Extrême maigreur: l'explication génétique

La première cause génétique de l’extrême maigreur vient d’être mise en évidence par une collaboration internationale menée par des chercheurs du laboratoire Génomique et maladies métaboliques (CNRS/ Université Lille 2/Institut Pasteur de Lille) et de l’Imperial College.

Les scientifiques montrent que la duplication d’une région du chromosome 16 entraine une grande maigreur chez les personnes porteuses de cette mutation génétique. Ces résultats complètent de précédentes découvertes qui montraient que cette même région chromosomique joue un rôle dans l’obésité si elle est sous représentée. Ils sont publiés dans la revue Nature le 31 août 2011.
Une région située sur le bras court du chromosome 16 est connue comme étant parfois sujette à des fluctuations du nombre de copies de ses gènes. Si la grande majorité des individus possède deux exemplaires de chaque gène de cette région, l’une transmise par la mère et l’autre par le père, environ une personne sur 2500 n’en a qu’une seule copie et une sur 2000 est dotée de trois copies. L’équipe franco-anglo-suisse avait découvert en 2010 (1) que le fait de n’avoir qu’une copie de ce fragment du chromosome 16 pouvait expliquer 1% des obésités sévères. Cette anomalie génétique complétait les découvertes récentes de ces scientifiques sur l’hérédité de l’obésité.
L’étude actuelle démontre que les personnes porteuses de l’anomalie inverse c’est-à-dire un excès de matériel génétique – et donc possédant trois copies de cette région – présentent une maigreur importante, voire extrême. Par exemple, les patients adultes porteurs de cette duplication de cette partie du chromosome 16 présentent jusqu’à 20 fois plus de risque d’être en sous-poids (défini par un indice de masse corporelle, IMC (2), inférieur à 18,5) que la population générale. Les chercheurs pensent que les gènes en excès de cette région augmentent la sensation de satiété. Ainsi, chez les enfants, la moitié des porteurs de cette duplication est en sous-poids et a beaucoup de mal à s’alimenter.
C’est la première fois qu’une cause génétique de la maigreur pathologique est identifiée. Jusqu’à présent, on ne connaissait rien des causes génétiques du sous-poids, qui est pourtant associé à une mortalité élevée. Pour parvenir à ces résultats, les scientifiques ont recherché la mutation « 3 copies » du chromosome 16 chez 100 000 personnes, dans le cadre d’une grande collaboration internationale. Ils ont ainsi identifié 138 porteurs de la mutation. Dans un tiers des cas, cette mutation était spontanée (absente chez les parents), dans les deux tiers restants la mutation était héréditaire.

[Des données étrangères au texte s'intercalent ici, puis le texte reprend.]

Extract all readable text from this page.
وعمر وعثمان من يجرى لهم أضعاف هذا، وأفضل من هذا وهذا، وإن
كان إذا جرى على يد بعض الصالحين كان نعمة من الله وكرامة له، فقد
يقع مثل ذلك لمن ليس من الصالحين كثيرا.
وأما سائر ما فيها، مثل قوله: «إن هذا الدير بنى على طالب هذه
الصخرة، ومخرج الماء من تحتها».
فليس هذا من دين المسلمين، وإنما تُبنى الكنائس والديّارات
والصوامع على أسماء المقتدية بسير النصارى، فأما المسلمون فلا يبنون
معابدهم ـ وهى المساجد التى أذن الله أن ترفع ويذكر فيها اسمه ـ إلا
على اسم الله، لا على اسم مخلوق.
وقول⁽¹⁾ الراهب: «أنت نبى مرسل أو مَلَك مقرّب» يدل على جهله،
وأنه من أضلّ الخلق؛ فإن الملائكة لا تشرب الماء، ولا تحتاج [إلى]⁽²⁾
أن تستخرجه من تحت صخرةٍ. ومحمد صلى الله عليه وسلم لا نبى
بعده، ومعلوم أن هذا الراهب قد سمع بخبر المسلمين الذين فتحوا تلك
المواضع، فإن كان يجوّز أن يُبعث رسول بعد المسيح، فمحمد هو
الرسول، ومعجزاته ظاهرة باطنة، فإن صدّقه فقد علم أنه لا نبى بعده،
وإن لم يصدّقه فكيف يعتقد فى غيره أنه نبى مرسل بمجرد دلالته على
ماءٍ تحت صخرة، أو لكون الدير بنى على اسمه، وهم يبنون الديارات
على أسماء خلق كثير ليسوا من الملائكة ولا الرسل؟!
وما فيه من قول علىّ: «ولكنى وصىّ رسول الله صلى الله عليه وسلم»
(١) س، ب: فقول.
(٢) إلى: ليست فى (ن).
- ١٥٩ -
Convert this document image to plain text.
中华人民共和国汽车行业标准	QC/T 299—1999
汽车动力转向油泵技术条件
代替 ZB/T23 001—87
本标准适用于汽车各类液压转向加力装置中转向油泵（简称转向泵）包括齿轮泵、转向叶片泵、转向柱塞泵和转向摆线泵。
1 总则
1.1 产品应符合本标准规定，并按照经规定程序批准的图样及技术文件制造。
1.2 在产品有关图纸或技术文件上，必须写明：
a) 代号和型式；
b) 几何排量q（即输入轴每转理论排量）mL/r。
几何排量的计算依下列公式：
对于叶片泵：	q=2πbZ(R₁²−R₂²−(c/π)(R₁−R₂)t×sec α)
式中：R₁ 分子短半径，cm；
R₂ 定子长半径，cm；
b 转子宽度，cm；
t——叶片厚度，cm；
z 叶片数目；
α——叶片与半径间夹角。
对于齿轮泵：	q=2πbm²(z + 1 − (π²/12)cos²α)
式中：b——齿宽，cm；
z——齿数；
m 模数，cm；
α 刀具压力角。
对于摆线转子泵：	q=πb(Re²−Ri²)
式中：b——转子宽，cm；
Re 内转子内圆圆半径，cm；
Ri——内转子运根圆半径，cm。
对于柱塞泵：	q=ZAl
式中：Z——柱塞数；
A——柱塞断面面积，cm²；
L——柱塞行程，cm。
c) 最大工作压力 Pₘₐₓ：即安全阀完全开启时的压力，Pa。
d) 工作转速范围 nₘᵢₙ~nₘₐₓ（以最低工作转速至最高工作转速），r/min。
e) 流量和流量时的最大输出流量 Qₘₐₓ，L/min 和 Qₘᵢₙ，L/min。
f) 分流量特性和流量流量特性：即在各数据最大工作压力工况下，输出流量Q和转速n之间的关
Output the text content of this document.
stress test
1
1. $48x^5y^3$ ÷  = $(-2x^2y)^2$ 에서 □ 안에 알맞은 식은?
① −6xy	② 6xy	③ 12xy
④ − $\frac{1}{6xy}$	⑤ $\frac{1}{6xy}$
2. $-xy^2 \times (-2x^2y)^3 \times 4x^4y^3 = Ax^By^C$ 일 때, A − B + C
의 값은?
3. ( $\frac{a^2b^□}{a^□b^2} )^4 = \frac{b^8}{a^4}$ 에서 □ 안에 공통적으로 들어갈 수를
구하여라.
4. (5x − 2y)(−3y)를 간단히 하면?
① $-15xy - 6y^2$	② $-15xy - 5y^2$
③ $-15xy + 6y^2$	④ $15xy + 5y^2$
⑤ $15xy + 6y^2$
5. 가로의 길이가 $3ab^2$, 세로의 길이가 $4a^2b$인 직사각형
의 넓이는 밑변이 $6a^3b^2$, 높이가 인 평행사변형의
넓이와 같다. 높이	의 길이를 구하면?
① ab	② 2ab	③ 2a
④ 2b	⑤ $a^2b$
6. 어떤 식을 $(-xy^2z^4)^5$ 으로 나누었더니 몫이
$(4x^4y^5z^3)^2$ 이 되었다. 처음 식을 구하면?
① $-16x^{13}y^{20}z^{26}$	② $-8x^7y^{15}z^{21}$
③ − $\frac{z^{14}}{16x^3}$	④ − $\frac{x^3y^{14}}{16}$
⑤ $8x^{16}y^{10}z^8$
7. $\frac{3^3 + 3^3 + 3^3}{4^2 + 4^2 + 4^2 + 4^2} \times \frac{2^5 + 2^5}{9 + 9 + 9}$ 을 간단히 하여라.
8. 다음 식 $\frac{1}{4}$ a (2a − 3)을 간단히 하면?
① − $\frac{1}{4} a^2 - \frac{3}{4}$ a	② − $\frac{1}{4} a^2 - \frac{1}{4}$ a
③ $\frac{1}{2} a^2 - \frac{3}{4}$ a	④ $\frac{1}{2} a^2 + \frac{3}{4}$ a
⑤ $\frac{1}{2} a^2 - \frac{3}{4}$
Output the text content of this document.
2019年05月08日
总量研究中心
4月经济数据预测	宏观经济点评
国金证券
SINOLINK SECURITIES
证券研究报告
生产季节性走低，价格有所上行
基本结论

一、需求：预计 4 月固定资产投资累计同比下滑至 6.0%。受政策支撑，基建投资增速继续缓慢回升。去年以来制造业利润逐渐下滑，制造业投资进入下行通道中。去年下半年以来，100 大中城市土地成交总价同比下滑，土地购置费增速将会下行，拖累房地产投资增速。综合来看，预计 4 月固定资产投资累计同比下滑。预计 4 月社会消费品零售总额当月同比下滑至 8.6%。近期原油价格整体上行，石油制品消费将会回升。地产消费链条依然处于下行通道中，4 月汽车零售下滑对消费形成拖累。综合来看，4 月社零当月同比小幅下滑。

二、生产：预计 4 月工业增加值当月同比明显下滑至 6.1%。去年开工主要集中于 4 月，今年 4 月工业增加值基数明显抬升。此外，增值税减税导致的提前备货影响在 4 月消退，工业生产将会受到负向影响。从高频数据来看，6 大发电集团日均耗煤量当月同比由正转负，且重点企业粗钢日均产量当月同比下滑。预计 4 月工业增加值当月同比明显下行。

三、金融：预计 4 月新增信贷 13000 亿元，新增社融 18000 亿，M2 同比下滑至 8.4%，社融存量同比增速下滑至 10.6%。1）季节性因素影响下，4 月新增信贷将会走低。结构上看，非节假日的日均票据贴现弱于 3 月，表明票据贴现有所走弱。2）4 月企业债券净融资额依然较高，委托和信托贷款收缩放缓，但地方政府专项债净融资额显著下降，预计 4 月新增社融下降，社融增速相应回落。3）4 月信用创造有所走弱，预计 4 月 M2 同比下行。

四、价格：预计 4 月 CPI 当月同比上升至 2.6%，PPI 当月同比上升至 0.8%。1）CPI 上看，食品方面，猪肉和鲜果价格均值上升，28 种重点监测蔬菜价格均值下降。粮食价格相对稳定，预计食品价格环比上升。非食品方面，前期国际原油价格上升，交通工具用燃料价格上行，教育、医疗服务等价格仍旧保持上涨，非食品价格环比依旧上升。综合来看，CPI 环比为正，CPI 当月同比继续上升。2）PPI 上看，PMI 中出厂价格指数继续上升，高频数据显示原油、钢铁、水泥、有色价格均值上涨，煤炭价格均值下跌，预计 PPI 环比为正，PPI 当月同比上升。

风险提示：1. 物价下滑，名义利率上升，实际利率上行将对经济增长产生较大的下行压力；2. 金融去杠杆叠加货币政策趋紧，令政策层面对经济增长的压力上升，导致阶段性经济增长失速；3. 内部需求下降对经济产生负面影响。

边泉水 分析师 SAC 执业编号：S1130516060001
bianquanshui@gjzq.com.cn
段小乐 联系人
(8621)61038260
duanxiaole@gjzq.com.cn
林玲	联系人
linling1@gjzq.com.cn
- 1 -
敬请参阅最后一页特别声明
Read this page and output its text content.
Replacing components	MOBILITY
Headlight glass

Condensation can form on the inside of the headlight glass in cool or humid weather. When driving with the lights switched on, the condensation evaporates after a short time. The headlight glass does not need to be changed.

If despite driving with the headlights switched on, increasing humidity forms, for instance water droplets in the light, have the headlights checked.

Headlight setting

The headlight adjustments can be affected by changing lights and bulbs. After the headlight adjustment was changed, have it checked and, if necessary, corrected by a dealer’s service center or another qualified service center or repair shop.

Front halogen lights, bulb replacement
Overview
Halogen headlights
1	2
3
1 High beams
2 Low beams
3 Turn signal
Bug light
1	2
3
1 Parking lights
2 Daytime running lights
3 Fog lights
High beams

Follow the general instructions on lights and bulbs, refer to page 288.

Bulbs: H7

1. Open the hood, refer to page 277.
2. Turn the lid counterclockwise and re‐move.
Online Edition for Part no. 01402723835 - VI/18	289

Ce travail démontre que si certains gènes d’une même région génétique sont présents en excès (trois copies) ou de manière carencée (une seule copie), cela peut conduire par un « effet miroir » à des conséquences pathologiques inverses, ici le sous-poids ou l’obésité. Les chercheurs ignorent pour l’instant les mécanismes qui sont à l’origine de ces caractéristiques physiques.
 
La région du chromosome 16 concernée par ce phénomène de duplication comprend 28 gènes. La prochaine étape consistera à identifier lequel de ces gènes est responsable de cet effet sur l’appétit et le poids. Les chercheurs envisagent qu’il puisse s’agir d’un seul gène ou de l’association de plusieurs d’entre eux.
Notes :
(1) A new highly penetrant form of obesity due to deletions on chromosome 16p11.2. Nature. 2010 Feb 4;463(7281):671-5 : Consulter le site web
 (2) Indice calculé en fonction de la taille et de la masse (IMC=masse/taille2) défini par l’Organisation mondiale de la santé (OMS) comme le standard pour évaluer les risques liés au surpoids chez l’adulte. L’OMS a également défini des intervalles standards (maigreur, indice normal, surpoids, obésité) en se basant sur la relation constatée statistiquement entre l’IMC et le taux de mortalité.
Références : Mirror extreme BMI phenotypes associated with gene dosage at the chromosome 16p11.2 locus ; Nature, 31 août 2011
 Plus de 150 chercheurs internationaux sont signataires de cette étude dirigée par Philippe Froguel.